D2C vs B2B Affiliate Marketing: Don’t Use the Same Playbook

I’ve managed partner programs for D2C brands like Drizly, Mizuno, and Ancient Nutrition, as well as B2B companies like Dun & Bradstreet and HungerRush. One thing I’ve learned is that affiliate and referral strategies do not work the same across those two models.

If you try to run a B2B program like it’s just a slower version of a D2C one, you’re going to struggle. The rules are different. The timeline is different. The partner types and compensation structures are different too.

How D2C programs operate

D2C affiliate programs are all about speed, volume, and performance.

You can recruit content affiliates, influencers, and coupon partners. Many are comfortable working on a pure CPA model, and some will promote your offer the same week they join your program. It’s quick to test and quick to optimize.

You can also support partners with seeding, placements, and curated offers to accelerate results. If your conversion funnel is strong and your tracking is clean, D2C affiliate programs can scale fast.

What makes B2B different

B2B programs require a different mindset. Partners need more education and usually have longer sales cycles to work through. These are not impulse-buy conversions. They’re business decisions that often involve multiple stakeholders.

As a result, many B2B partners won’t work on CPA alone. You might need to offer flat fees or hybrid models.

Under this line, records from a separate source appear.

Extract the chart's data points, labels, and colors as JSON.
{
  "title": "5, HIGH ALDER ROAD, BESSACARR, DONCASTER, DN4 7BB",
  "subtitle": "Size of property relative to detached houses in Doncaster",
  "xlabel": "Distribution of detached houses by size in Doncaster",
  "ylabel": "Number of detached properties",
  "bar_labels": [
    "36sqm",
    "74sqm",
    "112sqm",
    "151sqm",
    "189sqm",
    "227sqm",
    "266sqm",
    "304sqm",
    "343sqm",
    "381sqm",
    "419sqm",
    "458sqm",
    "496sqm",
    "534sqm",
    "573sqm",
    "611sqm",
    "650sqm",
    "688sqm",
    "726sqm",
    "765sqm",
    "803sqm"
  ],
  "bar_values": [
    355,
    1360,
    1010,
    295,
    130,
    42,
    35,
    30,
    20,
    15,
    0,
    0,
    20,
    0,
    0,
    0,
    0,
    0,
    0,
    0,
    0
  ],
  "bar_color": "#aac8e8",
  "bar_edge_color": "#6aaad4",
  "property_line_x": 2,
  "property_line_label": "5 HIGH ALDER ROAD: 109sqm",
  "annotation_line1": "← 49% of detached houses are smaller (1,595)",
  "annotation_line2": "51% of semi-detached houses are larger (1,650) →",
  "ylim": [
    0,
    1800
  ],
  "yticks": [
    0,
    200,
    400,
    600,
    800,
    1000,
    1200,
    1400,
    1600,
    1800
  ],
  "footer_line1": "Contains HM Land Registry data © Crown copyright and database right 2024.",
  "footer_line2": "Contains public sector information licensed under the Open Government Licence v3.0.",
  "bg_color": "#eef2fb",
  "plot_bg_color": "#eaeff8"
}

You’ll likely work with partners who create longer-form content, host webinars, or produce product comparisons that target niche decision-makers.

In B2B, it’s also common to include referral programs, strategic alliances, or even partner-reseller agreements under the affiliate umbrella. You need more than just links and discount codes. You need alignment, education, and often budget to make it work.

Don’t copy someone else’s playbook

It’s easy to look at what works for other brands and try to replicate it. But if you’re a B2B company copying a D2C affiliate model, you’re going to be frustrated. And if you’re a D2C brand trying to copy the structure of a B2B program, you’ll probably move too slow.

If you’re going to invest in affiliate or partner marketing, make sure you’re building a strategy that fits your model. That includes:

  • Choosing the right platforms
  • Creating offers partners will actually promote
  • Defining success in a way that matches your sales process

Final thought

The channel works best when how your customers buy and how your partners operate are aligned.